Und hier höre ich lieber auf, auch wenn mir noch ein paar Sachen einfallen würden. Ich merke schon wie mein Blutdruck steigt. Jetzt noch weiter zu schwafeln wäre womöglich ungesund. Zum Abschluss noch einmal mein Fazit. 

Als MMO gemessen an MMO Standards ist TESO nicht schlecht, aber auch nicht wirklich herausragend. Eine wirkliche MMO Perle ist das Spiel nicht. Dafür hat man zu viele Kompromisse und Kniefälle gemacht, wo mutigere Entwickler etwas wirklich Neues hätten schaffen können.

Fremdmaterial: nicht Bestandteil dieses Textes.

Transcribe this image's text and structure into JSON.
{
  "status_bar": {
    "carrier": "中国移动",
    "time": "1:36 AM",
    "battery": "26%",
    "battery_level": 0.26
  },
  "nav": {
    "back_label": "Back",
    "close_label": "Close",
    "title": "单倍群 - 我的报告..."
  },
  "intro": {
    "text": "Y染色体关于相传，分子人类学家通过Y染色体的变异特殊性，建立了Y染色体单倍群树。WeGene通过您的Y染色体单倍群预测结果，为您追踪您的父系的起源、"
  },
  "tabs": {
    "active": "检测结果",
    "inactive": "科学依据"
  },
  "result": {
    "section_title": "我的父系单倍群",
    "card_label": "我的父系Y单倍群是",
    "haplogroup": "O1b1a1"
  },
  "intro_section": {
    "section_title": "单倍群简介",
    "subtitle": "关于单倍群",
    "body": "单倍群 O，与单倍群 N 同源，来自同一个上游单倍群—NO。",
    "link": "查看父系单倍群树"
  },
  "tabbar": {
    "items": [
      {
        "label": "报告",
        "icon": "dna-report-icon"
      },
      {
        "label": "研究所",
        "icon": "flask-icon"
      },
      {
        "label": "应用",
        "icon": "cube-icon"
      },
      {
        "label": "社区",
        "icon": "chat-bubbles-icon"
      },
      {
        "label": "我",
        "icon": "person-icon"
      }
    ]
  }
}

Als Titel der Elder Scrolls Reihe ist das Spiel für mich eine herbe Enttäuschung. Mit den Einzelspieler Vorgängern kann weder die fade, leere Welt noch die lauwarme Grafik mithalten. Besonders mit Bezug auf den letzten Punkt ist TESO für mich ganz eindeutig nicht den hohen Preis eines AAA Titels wert.